While reading “The Prince” I came across a passage that dramatically reshaped my understanding of the phrase “the end justifies the means”. The passage (from chapter eighteen) goes like this:

[I]n the actions of men, and especially of princes, from which there is no appeal, the end justifies the means. Let a prince therefore aim at conquering and maintaining the state, and the means will always be judged honorable and praised by every one, for the vulgar is always taken by appearances and the issue of the event; and the world consists only of the vulgar, and the few who are not vulgar are isolated when the many have a rallying point in the prince.

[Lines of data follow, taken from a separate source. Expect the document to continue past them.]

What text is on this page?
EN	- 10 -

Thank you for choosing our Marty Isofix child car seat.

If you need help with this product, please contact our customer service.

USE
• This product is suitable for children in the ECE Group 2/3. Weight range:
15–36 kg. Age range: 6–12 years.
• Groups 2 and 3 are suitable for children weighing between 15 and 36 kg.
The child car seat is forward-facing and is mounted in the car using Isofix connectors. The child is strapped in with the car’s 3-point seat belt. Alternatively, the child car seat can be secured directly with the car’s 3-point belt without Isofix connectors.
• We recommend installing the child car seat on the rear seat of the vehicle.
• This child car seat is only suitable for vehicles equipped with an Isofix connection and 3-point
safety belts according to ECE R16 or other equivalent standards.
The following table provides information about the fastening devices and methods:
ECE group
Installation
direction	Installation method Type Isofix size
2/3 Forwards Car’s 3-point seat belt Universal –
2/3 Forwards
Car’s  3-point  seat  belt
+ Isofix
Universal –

Let’s look at this a little bit.


The first thing to notice about this passage is that Machiavelli is discussing appearances: essentially, public relations. His argument is that, as a matter of fact, people only care about good outcomes, and will (retroactively) forgive any means that deliver those outcomes. When he writes that “the vulgar is always taken by … the issue of the event”, he means issue in the sense of definition 5a or 5c: a final outcome or end.


Justify is an interesting word. It means quite a few things, but definition 1a is “to prove or show to be just, right, or reasonable”. Most people, when bandying about the phrase “the end justifies the means” (or, more commonly, “the end doesn’t justify the means”) seem to be thinking of the work “just” in that definition. Machiavelli was thinking of the other two choices: “right or reasonable”.

Two Conversations

All of this means that any discussion of whether or not the “end justifies the means” is really about two things, with two different answers:

  • Does this end make this (otherwise questionable) action morally right? (It depends.)
  • Will the achievement of this end make this (otherwise questionable) action publicly acceptable? (Usually, yes.)

It seems to me that this is an important distinction to keep in mind whenever discussing unpopular means to a popular end, particularly if you oppose the means; before the end is achieved, you might be able to persuade people that the means are not morally justified, but once the end is delivered, it will practically justify them, whatever you say.